Earlier I wrote about how I set up Beats – Elasticsearch – Grafana to visualize the various metrics (and logs, hate me) from Kitsune‘s dev server. There were a few tricky spots that didn’t work at first and took a while to figure out (or at least get working).
The silent network
First was that on the system metrics dashboard I set up, the network traffic graph would flatline. It didn’t show anything. Empty. Except the records were all there: if I threw a raw query at Elasticsearch, I could see all the system.network.in.bytes
(or out.bytes
) values.
The root of the problem: just using those metrics as-is won’t do, since it’s a cumulative sum of all network traffic. You know if you look at your system monitor (or task manager or however your OS calls it) on your desktop, you’ll see something like this:
The metrics in question contain that ever-growing total. What I wanted to see is a graph similar to the above: the actual traffic at any given point in time. That’s the change of the sum between two points. That’s a derivative.
Luckily enough, Grafana supports derivative aggregation out of the box, so no need to set up Elasticsearch pipelines and all that. However, getting it to work as desired is a bit quirky.

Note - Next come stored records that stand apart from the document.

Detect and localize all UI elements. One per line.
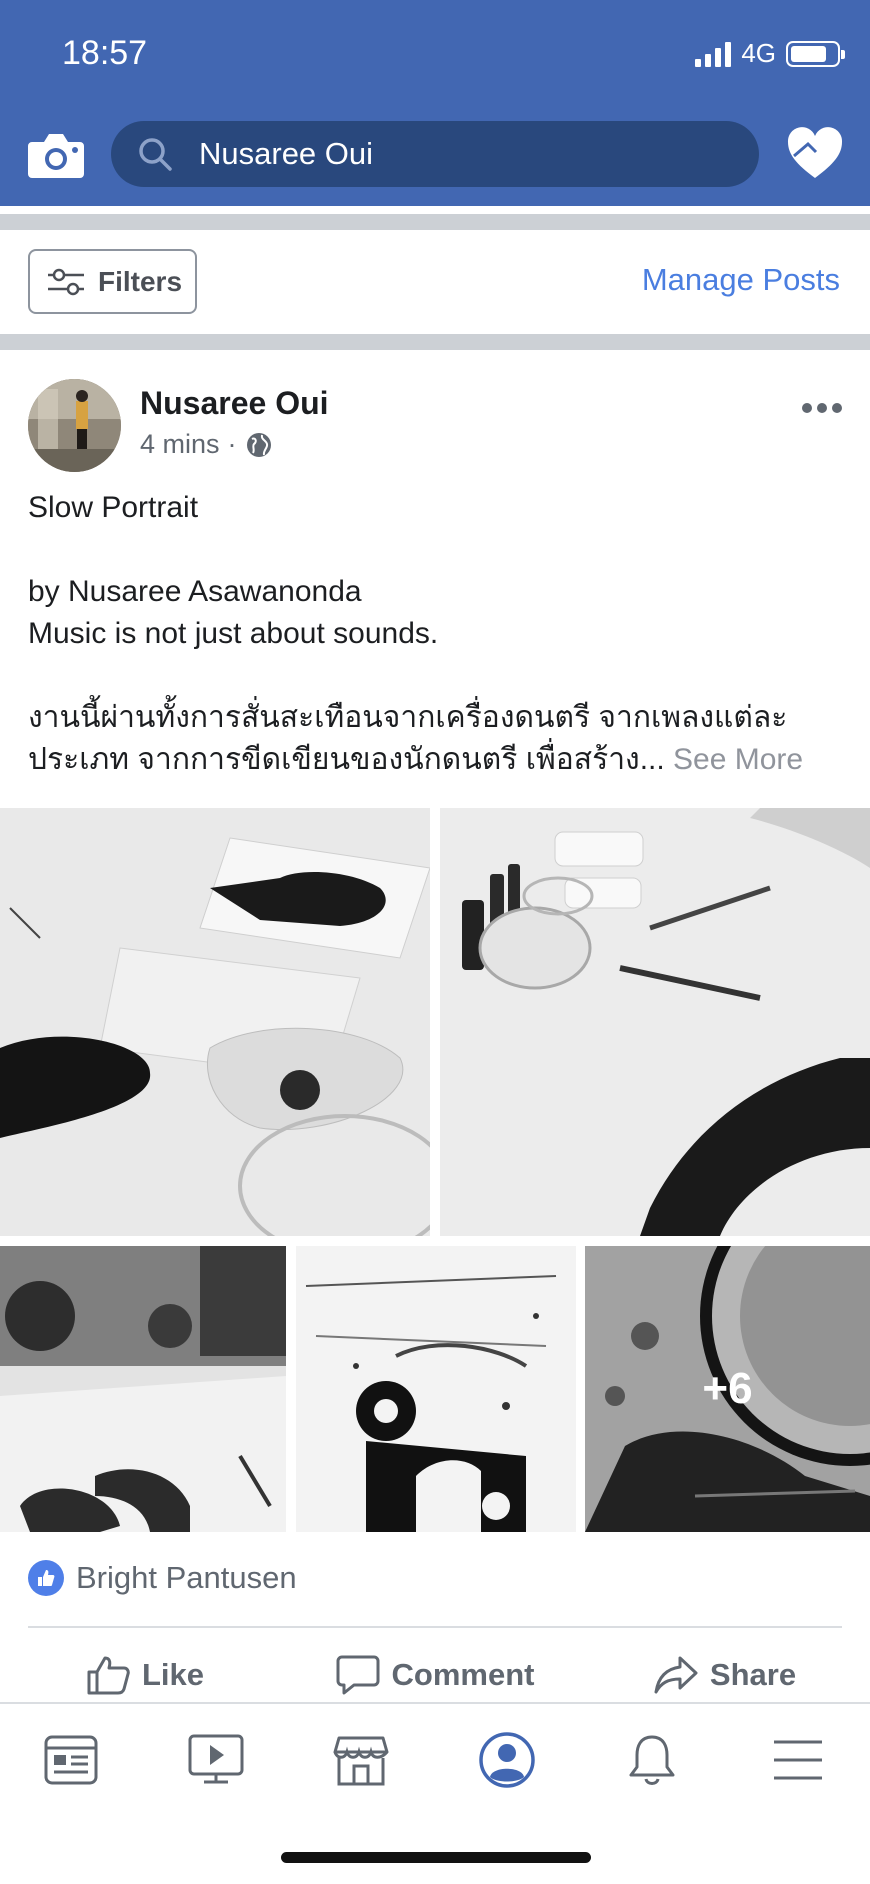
search-query: Nusaree Oui (199, 136, 374, 171)
more-options-icon[interactable] (802, 399, 846, 417)
more-photos-overlay[interactable]: +6 (585, 1246, 870, 1532)
section-divider (0, 214, 870, 230)
section-divider (0, 334, 870, 350)
network-label: 4G (741, 38, 776, 68)
post-photo-2[interactable] (440, 808, 870, 1236)
post-actions: Like Comment Share (0, 1640, 870, 1710)
post-text: Slow Portrait by Nusaree Asawanonda Musi… (28, 487, 848, 781)
post-title-line: Slow Portrait (28, 491, 199, 524)
status-time: 18:57 (62, 34, 148, 72)
like-label: Like (141, 1657, 205, 1692)
filters-icon (48, 268, 84, 295)
post-line: ประเภท จากการขีดเขียนของนักดนตรี เพื่อสร… (28, 739, 848, 781)
post-author[interactable]: Nusaree Oui (140, 385, 329, 422)
heart-icon[interactable] (786, 126, 844, 180)
filters-label: Filters (98, 265, 183, 297)
camera-icon[interactable] (28, 130, 84, 178)
post-photo-5[interactable]: +6 (585, 1246, 870, 1532)
meta-separator: · (227, 429, 237, 459)
post-photo-4[interactable] (296, 1246, 576, 1532)
post-meta: 4 mins · (140, 429, 273, 460)
comment-icon (336, 1655, 380, 1695)
actions-divider (28, 1626, 842, 1628)
share-button[interactable]: Share (580, 1640, 870, 1710)
watch-icon[interactable] (186, 1730, 246, 1790)
like-button[interactable]: Like (0, 1640, 290, 1710)
news-feed-icon[interactable] (41, 1730, 101, 1790)
reaction-name: Bright Pantusen (76, 1560, 297, 1595)
post-photo-3[interactable] (0, 1246, 286, 1532)
reaction-summary[interactable]: Bright Pantusen (28, 1560, 297, 1596)
avatar[interactable] (28, 379, 121, 472)
status-indicators: 4G (695, 38, 845, 69)
battery-icon (786, 40, 845, 67)
post-time[interactable]: 4 mins (140, 429, 220, 460)
signal-icon (695, 41, 732, 67)
profile-icon[interactable] (477, 1730, 537, 1790)
like-reaction-icon (28, 1560, 64, 1596)
notifications-icon[interactable] (622, 1730, 682, 1790)
post-line: by Nusaree Asawanonda (28, 575, 362, 608)
home-indicator[interactable] (281, 1852, 591, 1863)
comment-button[interactable]: Comment (290, 1640, 580, 1710)
manage-posts-link[interactable]: Manage Posts (642, 262, 840, 298)
search-input[interactable]: Nusaree Oui (111, 121, 759, 187)
search-icon (139, 138, 172, 171)
thumbs-up-icon (87, 1656, 130, 1695)
see-more-link[interactable]: See More (673, 743, 803, 776)
post-photo-1[interactable] (0, 808, 430, 1236)
post-line: Music is not just about sounds. (28, 617, 439, 650)
globe-icon (246, 432, 271, 457)
filters-button[interactable]: Filters (28, 249, 197, 314)
top-header: 18:57 4G Nusaree Oui (0, 0, 870, 206)
menu-icon[interactable] (768, 1730, 828, 1790)
marketplace-icon[interactable] (331, 1730, 391, 1790)
post-line-text: ประเภท จากการขีดเขียนของนักดนตรี เพื่อสร… (28, 743, 665, 776)
comment-label: Comment (391, 1657, 535, 1692)
share-label: Share (709, 1657, 797, 1692)
post-line: งานนี้ผ่านทั้งการสั่นสะเทือนจากเครื่องดน… (28, 701, 788, 734)
share-icon (654, 1656, 698, 1694)
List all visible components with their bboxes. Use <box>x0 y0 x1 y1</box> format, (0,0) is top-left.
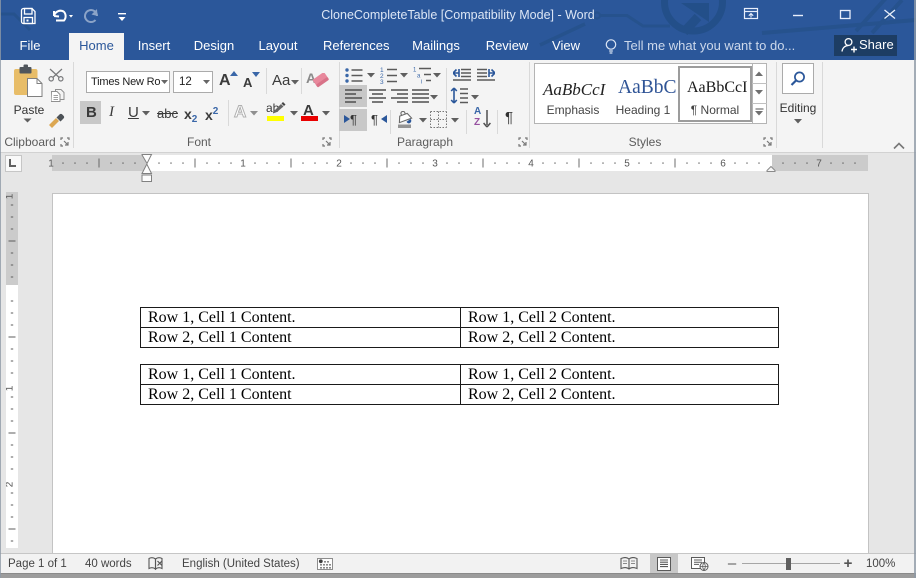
svg-text:1: 1 <box>6 385 16 391</box>
svg-text:2: 2 <box>6 481 16 487</box>
svg-text:5: 5 <box>624 159 630 170</box>
svg-text:6: 6 <box>720 159 726 170</box>
svg-text:1: 1 <box>6 193 16 199</box>
svg-text:1: 1 <box>240 159 246 170</box>
svg-text:i: i <box>421 80 422 85</box>
svg-text:2: 2 <box>336 159 342 170</box>
svg-text:3: 3 <box>432 159 438 170</box>
svg-text:7: 7 <box>816 159 822 170</box>
svg-text:4: 4 <box>528 159 534 170</box>
svg-text:1: 1 <box>48 159 54 170</box>
svg-text:3: 3 <box>380 79 384 84</box>
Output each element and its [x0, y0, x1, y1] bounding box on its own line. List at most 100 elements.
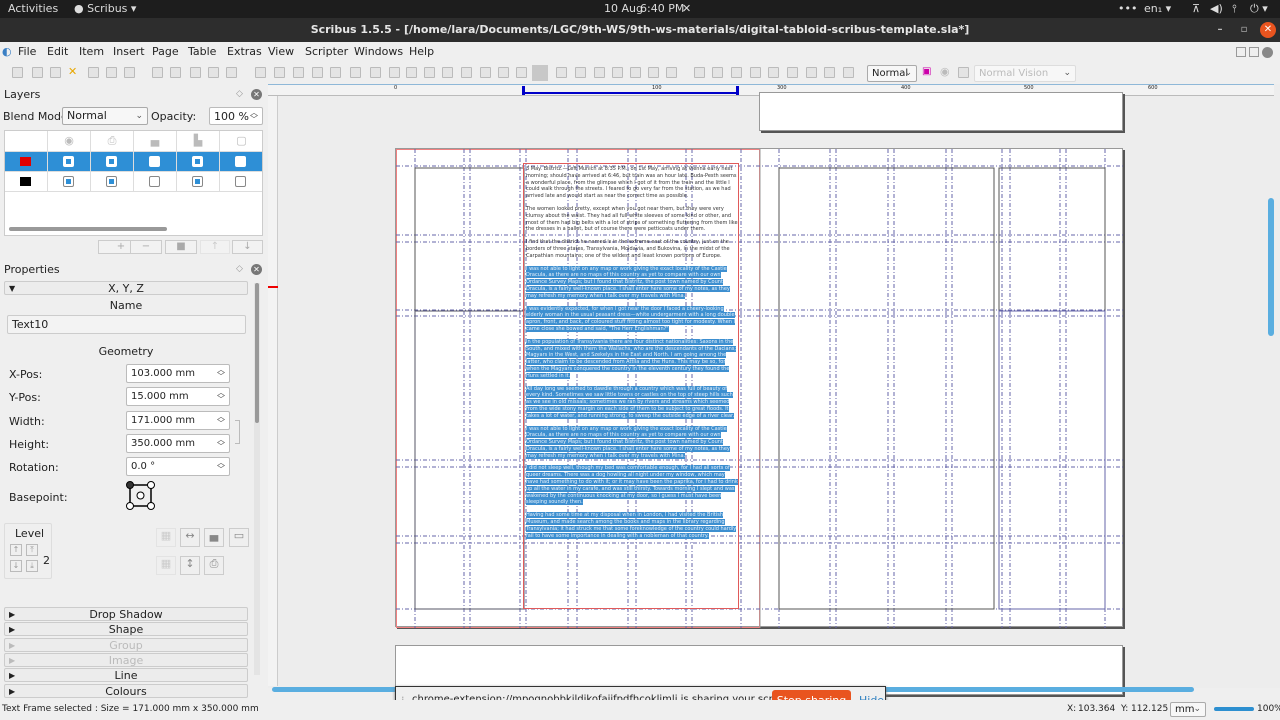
- shape-tool-icon[interactable]: [350, 67, 361, 78]
- render-frame-tool-icon[interactable]: [312, 67, 323, 78]
- xyz-section-header[interactable]: ▼ X, Y, Z: [4, 281, 248, 295]
- properties-scrollbar-thumb[interactable]: [255, 283, 259, 423]
- paste-icon[interactable]: [226, 67, 237, 78]
- raise-level-icon[interactable]: ↑: [10, 544, 22, 556]
- spiral-tool-icon[interactable]: [406, 67, 417, 78]
- pdf-radio-icon[interactable]: [731, 67, 742, 78]
- link-frames-icon[interactable]: [575, 67, 586, 78]
- microphone-icon[interactable]: ⫯: [1232, 2, 1237, 16]
- layer-flow-checkbox[interactable]: [192, 176, 203, 187]
- layer-printable-checkbox[interactable]: [106, 176, 117, 187]
- close-layers-panel-icon[interactable]: ✕: [251, 89, 262, 100]
- table-tool-icon[interactable]: [330, 67, 341, 78]
- pdf-pushbutton-icon[interactable]: [694, 67, 705, 78]
- float-panel-icon[interactable]: ◇: [236, 264, 243, 274]
- page-spread[interactable]: [395, 148, 1124, 628]
- layer-row[interactable]: [5, 172, 262, 192]
- raise-to-top-icon[interactable]: ⤒: [26, 544, 38, 556]
- flip-vertical-icon[interactable]: ↕: [180, 556, 200, 575]
- raise-layer-button[interactable]: ↑: [200, 240, 230, 254]
- page-top-right[interactable]: [759, 92, 1123, 131]
- zoom-tool-icon[interactable]: [516, 67, 527, 78]
- pdf-link-icon[interactable]: [824, 67, 835, 78]
- locked-column-lock-icon[interactable]: ▄: [134, 131, 177, 151]
- arc-tool-icon[interactable]: [389, 67, 400, 78]
- layer-flow-checkbox[interactable]: [192, 156, 203, 167]
- preview-mode-select[interactable]: Normal ⌄: [867, 65, 917, 82]
- redo-icon[interactable]: [170, 67, 181, 78]
- printing-enabled-icon[interactable]: ⎙: [204, 556, 224, 575]
- section-line[interactable]: ▶ Line: [4, 668, 248, 683]
- menu-scripter[interactable]: Scripter: [305, 45, 348, 58]
- flip-horizontal-icon[interactable]: ↔: [180, 528, 200, 547]
- select-tool-icon[interactable]: [255, 67, 266, 78]
- menu-view[interactable]: View: [268, 45, 294, 58]
- eyedropper-icon[interactable]: [648, 67, 659, 78]
- measure-tool-icon[interactable]: [612, 67, 623, 78]
- volume-icon[interactable]: ◀): [1210, 2, 1223, 15]
- new-document-icon[interactable]: [12, 67, 23, 78]
- edit-in-preview-icon[interactable]: [958, 67, 969, 78]
- float-panel-icon[interactable]: ◇: [236, 89, 243, 99]
- vision-mode-select[interactable]: Normal Vision ⌄: [974, 65, 1076, 82]
- pdf-annotation-icon[interactable]: [806, 67, 817, 78]
- menu-insert[interactable]: Insert: [113, 45, 145, 58]
- keep-ratio-chain-icon[interactable]: [235, 420, 240, 444]
- lock-size-icon[interactable]: ▭: [229, 528, 249, 547]
- layer-row[interactable]: [5, 152, 262, 172]
- delete-layer-button[interactable]: −: [130, 240, 162, 254]
- menu-help[interactable]: Help: [409, 45, 434, 58]
- layer-visible-checkbox[interactable]: [63, 176, 74, 187]
- mdi-minimize-button[interactable]: [1236, 47, 1246, 57]
- unlink-frames-icon[interactable]: [594, 67, 605, 78]
- color-management-icon[interactable]: ▣: [922, 66, 931, 77]
- ungroup-items-icon[interactable]: ▦: [156, 556, 176, 575]
- pdf-3d-icon[interactable]: [843, 67, 854, 78]
- duplicate-layer-button[interactable]: ■: [165, 240, 197, 254]
- polygon-tool-icon[interactable]: [370, 67, 381, 78]
- save-icon[interactable]: [50, 67, 61, 78]
- canvas-vertical-scrollbar[interactable]: [1268, 198, 1274, 336]
- outline-column-icon[interactable]: ▢: [220, 131, 263, 151]
- print-icon[interactable]: [88, 67, 99, 78]
- minimize-button[interactable]: –: [1212, 22, 1228, 38]
- layer-printable-checkbox[interactable]: [106, 156, 117, 167]
- close-document-icon[interactable]: ✕: [68, 65, 77, 78]
- text-frame-content[interactable]: 3 May. Bistritz.—Left Munich at 8:35 P.M…: [526, 166, 738, 608]
- visible-column-eye-icon[interactable]: ◉: [48, 131, 91, 151]
- item-name-field[interactable]: Text10: [7, 315, 246, 334]
- bezier-tool-icon[interactable]: [442, 67, 453, 78]
- basepoint-selector-icon[interactable]: [126, 480, 156, 512]
- lock-item-icon[interactable]: ▄: [204, 528, 224, 547]
- mdi-close-button[interactable]: [1262, 47, 1273, 58]
- pdf-checkbox-icon[interactable]: [712, 67, 723, 78]
- layer-locked-checkbox[interactable]: [149, 176, 160, 187]
- text-flow-column-icon[interactable]: ▙: [177, 131, 220, 151]
- copy-icon[interactable]: [208, 67, 219, 78]
- selected-text-frame[interactable]: 3 May. Bistritz.—Left Munich at 8:35 P.M…: [523, 163, 739, 609]
- unit-select[interactable]: mm ⌄: [1170, 702, 1206, 717]
- freehand-tool-icon[interactable]: [461, 67, 472, 78]
- menu-edit[interactable]: Edit: [47, 45, 68, 58]
- height-spinbox[interactable]: 350.000 mm ︿ ﹀: [126, 434, 230, 453]
- pdf-combobox-icon[interactable]: [768, 67, 779, 78]
- menu-file[interactable]: File: [18, 45, 36, 58]
- opacity-spinbox[interactable]: 100 % ︿ ﹀: [209, 107, 263, 125]
- vertical-ruler[interactable]: [268, 96, 278, 686]
- layer-visible-checkbox[interactable]: [63, 156, 74, 167]
- edit-contents-icon[interactable]: [532, 65, 548, 81]
- cut-icon[interactable]: [190, 67, 201, 78]
- preflight-icon[interactable]: [106, 67, 117, 78]
- power-icon[interactable]: ⏻ ▾: [1250, 2, 1268, 16]
- close-window-button[interactable]: ✕: [1260, 22, 1276, 38]
- layers-horizontal-scrollbar[interactable]: [9, 227, 167, 231]
- xpos-spinbox[interactable]: 103.000 mm ︿ ﹀: [126, 364, 230, 383]
- layer-outline-checkbox[interactable]: [235, 156, 246, 167]
- section-colours[interactable]: ▶ Colours: [4, 683, 248, 698]
- layer-color-swatch[interactable]: [20, 157, 31, 166]
- layer-color-swatch[interactable]: [20, 177, 31, 186]
- text-frame-tool-icon[interactable]: [274, 67, 285, 78]
- blend-mode-select[interactable]: Normal ⌄: [62, 107, 148, 125]
- menu-windows[interactable]: Windows: [354, 45, 403, 58]
- line-tool-icon[interactable]: [424, 67, 435, 78]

The biggest catch is that leaving the Date Histogram’s Interval on “auto” simply didn’t work. As soon as I specified an exact Interval value, the graph popped to life and filled up in a flash. 10 seconds is the shortest available, which is why I’m using it.
The silent disk i/o
The other problematic bit was another i/o metrics, disk usage. This turned out to be a completely different problem from the network above. Unlike network traffic, disk i/o supposedly already has derivative metrics provided in iostat
fields like system.diskio.iostat.read.per_sec.bytes
.
The problem was that the relevant read/write fields were empty. Querying Elasticsearch directly I could see that the fields were simply not filled up, which indicated that this was a problem with Metricbeat itself, not some Grafana setting.
It was weird because I’d swear it worked when I set up the same system locally on Docker, so there was no reason it wouldn’t work with the same setup on an actual server. Except it didn’t. I double checked and Metricbeat had the System module enabled: just check if the modules.d/system.yml
file is called that and doesn’t have .disabled
attached to it. If it is disabled, metricbeat modules enable system
fixes that.
The empty metrics problem I faced was actually caused by the contents of said system.yml
: the diskio
line was commented out, disabling that metricset.
Un-commenting that line (and then reloading Metricbeat) was all it took. But it made me wonder why it might be turned off. The sample config file has it turned off too, but there are no details on why. I noticed no change in CPU usage so it shouldn’t be a resource problem either. Mystery.